Thanks to Alan Gura, the Second Amendment Foundation, and Grass Roots North Carolina just because seven people have COVID-19 and the governor has declared a state of emergency you can no longer be disarmed. We owe them and the individual plaintiffs a debt of gratitude.


5 thoughts on “Imagine If SAF And GRNC Hadn’t Won Bateman”

  1. In writing to William Jarvis, Jefferson said, “You seem . . . to consider the judges as the ultimate arbiters of all constitutional questions; a very dangerous doctrine indeed, and one which would place us under the despotism of an oligarchy.”

    The germ of dissolution of our federal government is in the constitution of the federal Judiciary; an irresponsible body (for impeachment is scarcely a scare-crow) working like gravity by night and by day, gaining a little today and a little tomorrow, and advancing its noiseless step like a thief, over the field of jurisdiction, until all shall be usurped.”

  2. Emergencies Do Not Trump the Constitution..
    President Trump’s emergency declaration is not just an end run around Congress. It is an end run around the Constitution. Article One of the Constitution gives Congress sole authority to allocate federal funds. While President Trump’s order may be a particularly blatant abuse of power, it is hardly unprecedented. Most modern presidents have routinely used so-called national emergencies to expand their power, often at the expense of liberty. For example, Present Franklin Delano Roosevelt used “emergency powers” to justify internment of Japanese-Americans during World War Two.

    Trump, like other recent presidents, is relying on the 1976 National Emergencies Act for legal justification for his emergency declaration. This act gives the president broad powers to declare national emergencies for almost any reason. All the president need do is inform Congress he has declared an emergency.

    Once the emergency is declared, the president simply needs to renew the declaration once a year to maintain a state of emergency. Since this act passed, 59 emergency declarations have been issued, with 31 of those still in effect.

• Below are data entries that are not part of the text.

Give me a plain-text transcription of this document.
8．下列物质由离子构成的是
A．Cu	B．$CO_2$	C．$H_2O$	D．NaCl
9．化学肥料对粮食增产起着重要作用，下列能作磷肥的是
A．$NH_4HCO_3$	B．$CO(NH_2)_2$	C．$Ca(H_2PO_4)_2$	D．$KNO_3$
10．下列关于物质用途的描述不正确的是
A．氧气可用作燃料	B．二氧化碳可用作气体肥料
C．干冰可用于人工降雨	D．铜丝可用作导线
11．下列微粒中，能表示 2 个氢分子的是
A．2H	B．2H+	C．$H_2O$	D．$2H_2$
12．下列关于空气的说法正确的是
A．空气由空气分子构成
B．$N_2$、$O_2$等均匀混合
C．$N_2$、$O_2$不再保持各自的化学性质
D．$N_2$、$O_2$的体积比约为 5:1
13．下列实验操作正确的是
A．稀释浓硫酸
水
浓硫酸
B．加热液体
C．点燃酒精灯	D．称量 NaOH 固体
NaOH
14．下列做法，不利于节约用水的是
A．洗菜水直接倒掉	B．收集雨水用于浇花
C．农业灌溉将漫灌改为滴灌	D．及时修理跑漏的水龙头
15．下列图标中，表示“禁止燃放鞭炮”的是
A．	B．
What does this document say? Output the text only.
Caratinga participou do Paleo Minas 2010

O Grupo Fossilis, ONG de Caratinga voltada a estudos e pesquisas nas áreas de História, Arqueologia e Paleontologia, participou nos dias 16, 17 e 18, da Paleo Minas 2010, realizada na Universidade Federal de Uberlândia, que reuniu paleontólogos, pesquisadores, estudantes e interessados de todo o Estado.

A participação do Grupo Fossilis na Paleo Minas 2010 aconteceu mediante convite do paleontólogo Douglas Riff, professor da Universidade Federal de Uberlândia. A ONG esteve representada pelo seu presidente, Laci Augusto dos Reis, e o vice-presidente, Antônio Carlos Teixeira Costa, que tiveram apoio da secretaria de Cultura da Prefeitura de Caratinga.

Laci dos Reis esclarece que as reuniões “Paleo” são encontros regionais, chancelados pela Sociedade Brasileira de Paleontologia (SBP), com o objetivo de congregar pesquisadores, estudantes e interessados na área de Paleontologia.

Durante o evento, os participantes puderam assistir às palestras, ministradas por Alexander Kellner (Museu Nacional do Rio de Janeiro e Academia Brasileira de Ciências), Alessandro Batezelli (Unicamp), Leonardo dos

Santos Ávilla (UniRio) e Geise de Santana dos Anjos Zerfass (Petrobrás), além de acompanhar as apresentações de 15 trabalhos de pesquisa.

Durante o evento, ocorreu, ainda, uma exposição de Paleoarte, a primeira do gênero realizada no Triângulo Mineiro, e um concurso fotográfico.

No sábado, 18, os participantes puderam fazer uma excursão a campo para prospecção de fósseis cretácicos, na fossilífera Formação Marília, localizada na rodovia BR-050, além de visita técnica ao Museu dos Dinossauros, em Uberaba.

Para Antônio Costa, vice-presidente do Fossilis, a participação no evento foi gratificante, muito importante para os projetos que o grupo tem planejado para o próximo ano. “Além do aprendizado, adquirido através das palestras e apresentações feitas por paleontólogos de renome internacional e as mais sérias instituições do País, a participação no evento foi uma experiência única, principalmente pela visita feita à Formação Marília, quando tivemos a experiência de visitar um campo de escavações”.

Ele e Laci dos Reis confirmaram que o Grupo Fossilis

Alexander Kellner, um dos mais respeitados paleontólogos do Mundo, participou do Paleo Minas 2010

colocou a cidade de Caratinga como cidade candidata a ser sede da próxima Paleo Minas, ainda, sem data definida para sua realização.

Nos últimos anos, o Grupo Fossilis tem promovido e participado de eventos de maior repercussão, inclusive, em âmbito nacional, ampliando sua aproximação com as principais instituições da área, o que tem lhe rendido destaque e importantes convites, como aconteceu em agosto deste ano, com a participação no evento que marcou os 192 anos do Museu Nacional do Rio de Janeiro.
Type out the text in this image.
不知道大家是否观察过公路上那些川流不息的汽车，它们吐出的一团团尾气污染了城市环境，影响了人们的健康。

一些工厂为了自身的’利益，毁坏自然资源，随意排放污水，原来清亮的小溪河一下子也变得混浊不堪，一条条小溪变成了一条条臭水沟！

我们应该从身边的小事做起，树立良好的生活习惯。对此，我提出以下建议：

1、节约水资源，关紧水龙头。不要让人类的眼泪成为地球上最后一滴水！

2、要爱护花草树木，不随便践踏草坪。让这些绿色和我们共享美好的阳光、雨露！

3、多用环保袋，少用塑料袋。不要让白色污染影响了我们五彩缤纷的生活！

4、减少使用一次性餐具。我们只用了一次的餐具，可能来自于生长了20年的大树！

    This week, the House of Representatives will vote on a resolution terminating President Trump’s declaration of a national emergency. Hopefully, this precedent will be used against all future presidents who use spurious claims of national emergencies to expand their powers and shrink our liberties.
    http://ronpaulinstitute.org/archives/featured-articles/2019/february/25/emergencies-do-not-trump-the-constitution/

  3. “Hopefully, this precedent will be used against all future presidents” It won’t. This is purely partisan. How do I know? Every bill that the House passes to restrict the President’s power is very narrowly tailored against something that PDT is currently doing. They passed a bill prohibiting action against Iran but not against anyone else. They passed a bill declaring this particular emergency to not be an emergency. How about amending the War Powers Act? Crickets. How about amending the National Emergencies Act? Crickets. They are very carefully preserving those powers for the next president with a D after his name.

    However, nice to see the governor of NC, with a big fat (D) behind her name, sign sensible legislation. Unfortunately it was eight years ago. I’d be willing to be it would be much harder to garner that level of partisan cooperation today.

    1. She really didn’t have much choice. The state had decided not to appeal Bateman to the 4th Circuit and the bill included language to clean up the law to comply with the ruling.

      Back then, Perdue would have told you that the law didn’t apply in this situation – even though it did.

  4. It’s good to win but as we all know, wins are temporary. The Left will honor the deal until they feel strong enough to abrogate it and not one second longer. We will never be safe sharing a country with 65M of Those People, who by the way control most of the institutions.